In a sense, it was a patient access problem for them all.
Science 37 wanted to create a way for all the patients who want to take part in trials to connect with the researchers who are running the trials. So, Science 37 began with the simple question: “What is best for the participant?”
As many in the Diabetes Community know all too well, clinical trials are designed around research centers and participants may have to travel several times a week to distant clinics. Often, people can’t even participate at all because they do not live near a research site. This isn’t good for people who want to participate, and it isn’t good for the science, since only certain populations of people may get studied which may not be a true representative sample.
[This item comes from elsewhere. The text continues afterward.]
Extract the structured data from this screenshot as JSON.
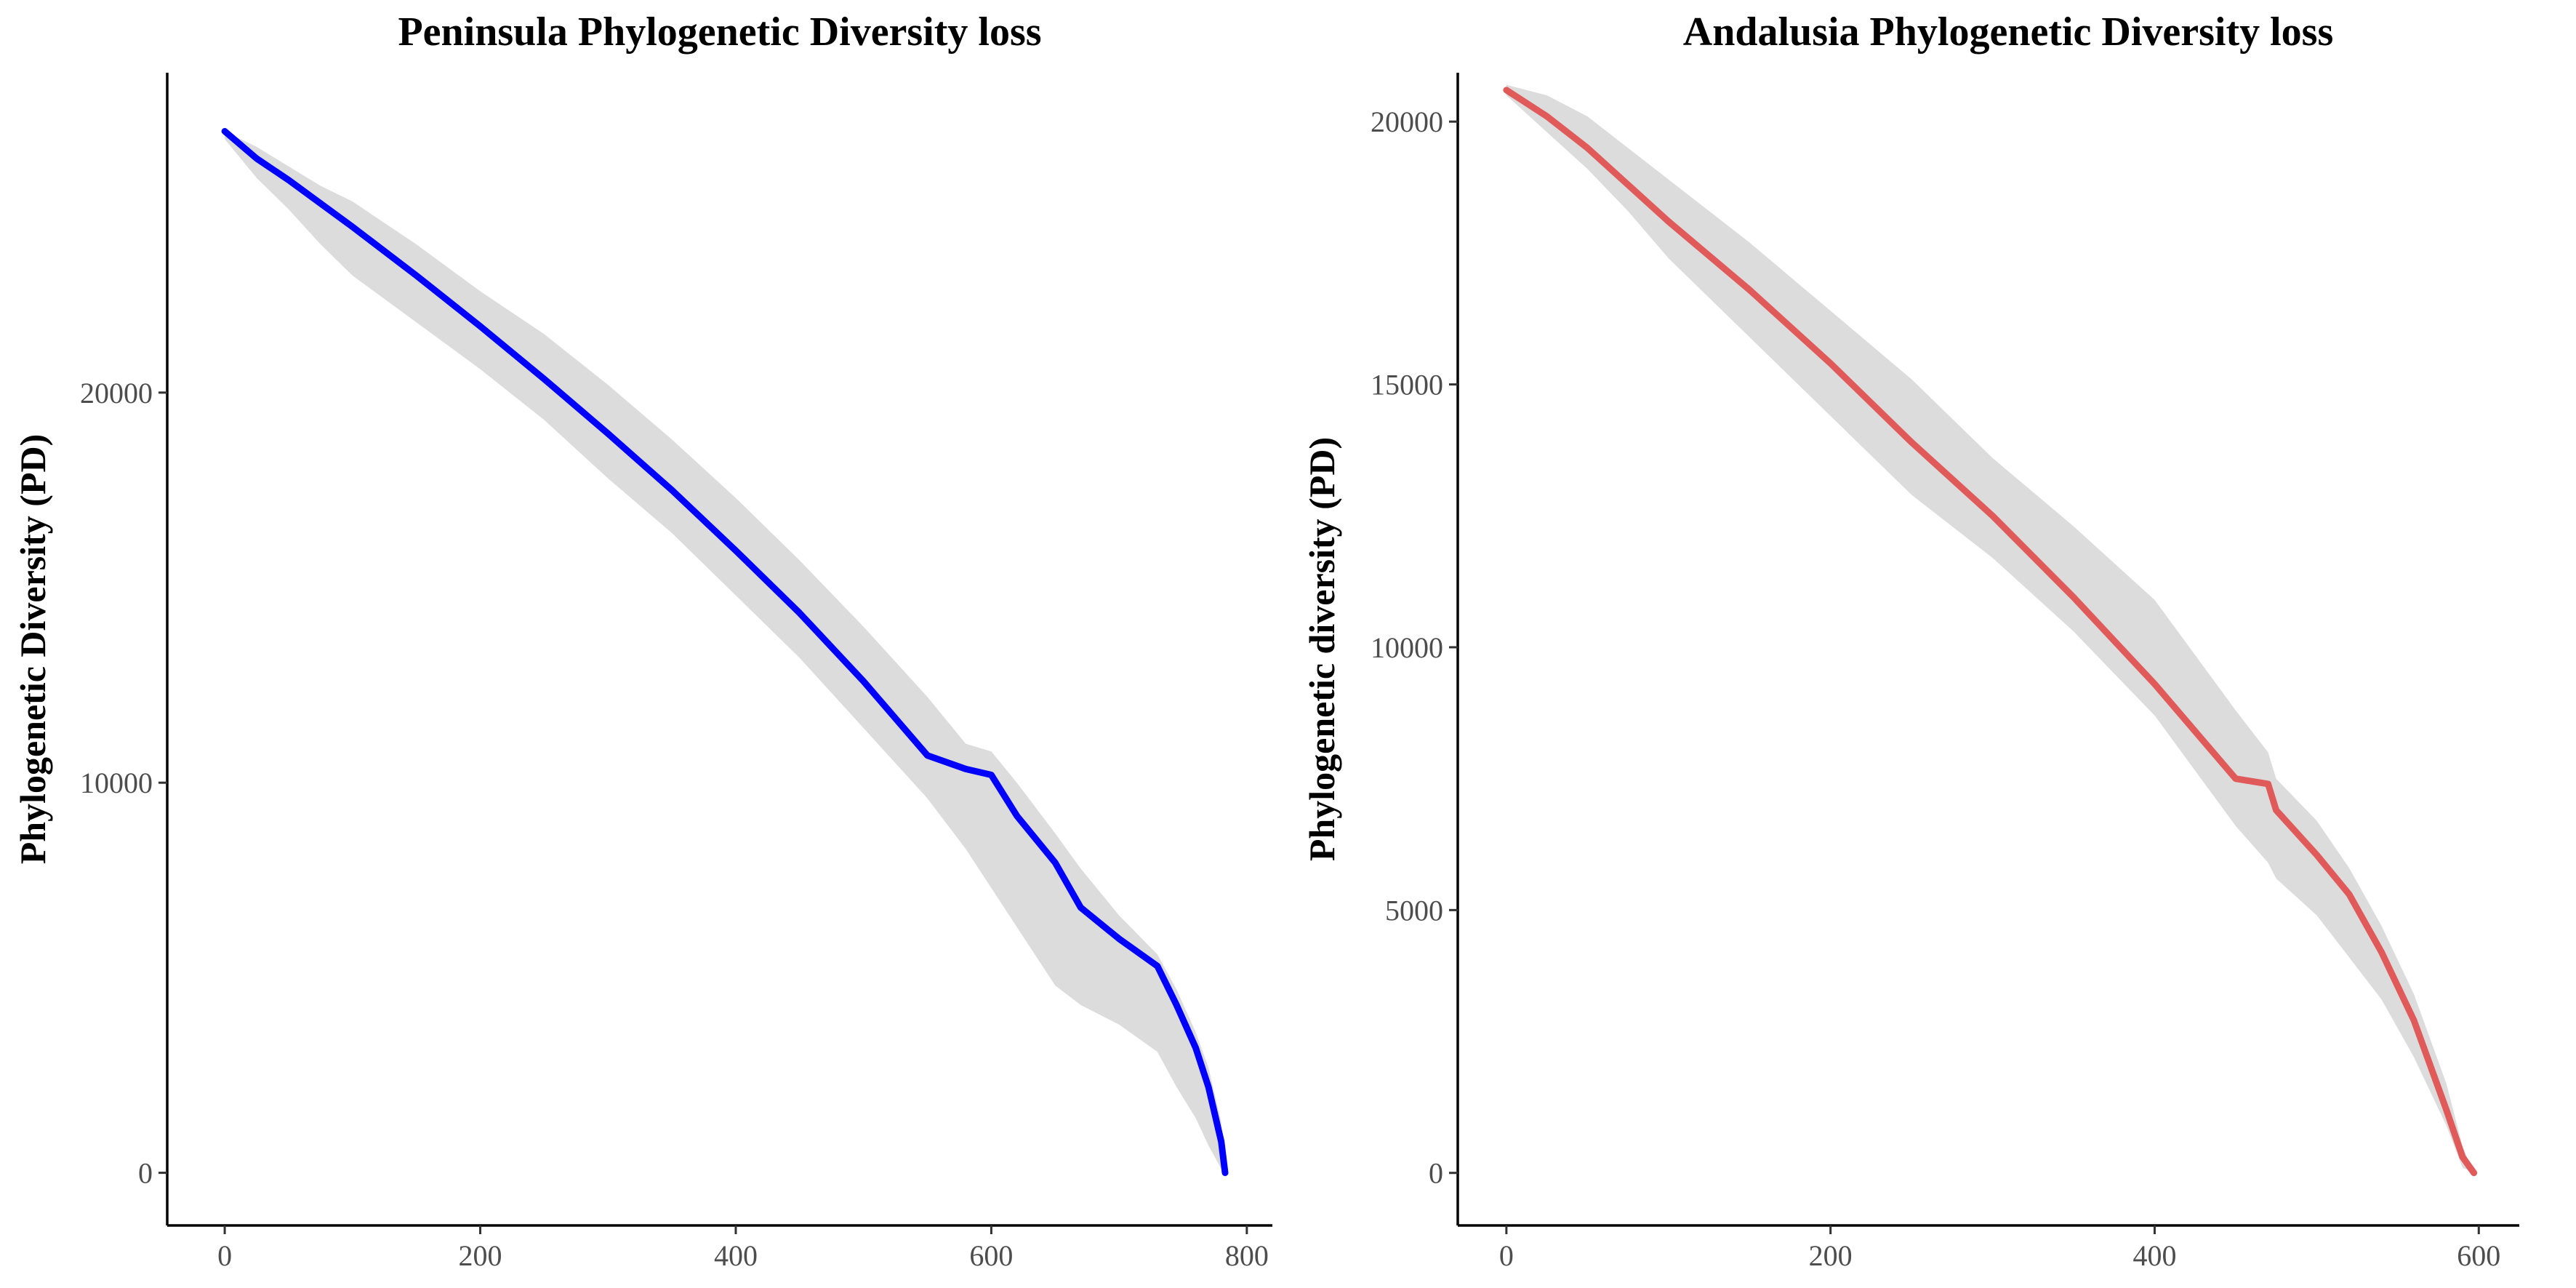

Science 37 designs trials around the patient by leveraging mobile technology and telemedicine to connect participants with our physician-researchers and study staff, anytime and anywhere throughout the research study. We work with a network of physicians across the country and across specialties (e.g., neurology, dermatology, oncology, psychiatry, rare diseases across multiple therapeutic areas) and connect them to people who want to participate in their homes, reducing the need to travel. In addition, participants can stay under the care of their local physician while in the trial.
My new role as Vice President of Patient Engagement involves many things, but the most important, in my opinion, is ensuring that the voices of participants and their caregivers are heard throughout the trial process – from study development with our sponsors, to recruitment, to trial participation and on into completion. My aim is to bring the voice of the participant into everything, whether that is trial recruitment, communications, or the development of our technology platform, NORA (Network Oriented Research Assistant).
In addition, I will be working with advocacy groups, and other groups in the industry who are trying to transform the clinical trial process.
But enough about me. As I said at the beginning, I’m writing this because I’m looking for your help within the DOC.
So here’s where I open it up to you: What can we improve about the clinical trial process? How can we help you? Are there better ways to build awareness? What can we do to better educate patients about the clinical trial process and about getting involved? Have you ever participated in a study? If you have, what did you like or dislike. If you haven’t, why not?
I put these questions forward as the beginning of a discussion – a discussion that I hope that can help Science 37 and all scientists create a better clinical trial process that can ultimately help deliver new and better ways to manage, treat and perhaps one day cure diseases like diabetes.
Thank you in advance for any and all feedback either through the comments, via email at firstname.lastname@example.org or @ams9 on Twitter. I feel truly blessed for all that I have already learned from interacting with this community.
btw, if you peruse the participants section of our web site, you will see that we currently are not running any diabetes studies, but with all my passion for curing diabetes, I hope that will change in near the future.
Thank you for the update and the ask, Amanda, and we look forward to seeing how Science 37 develops!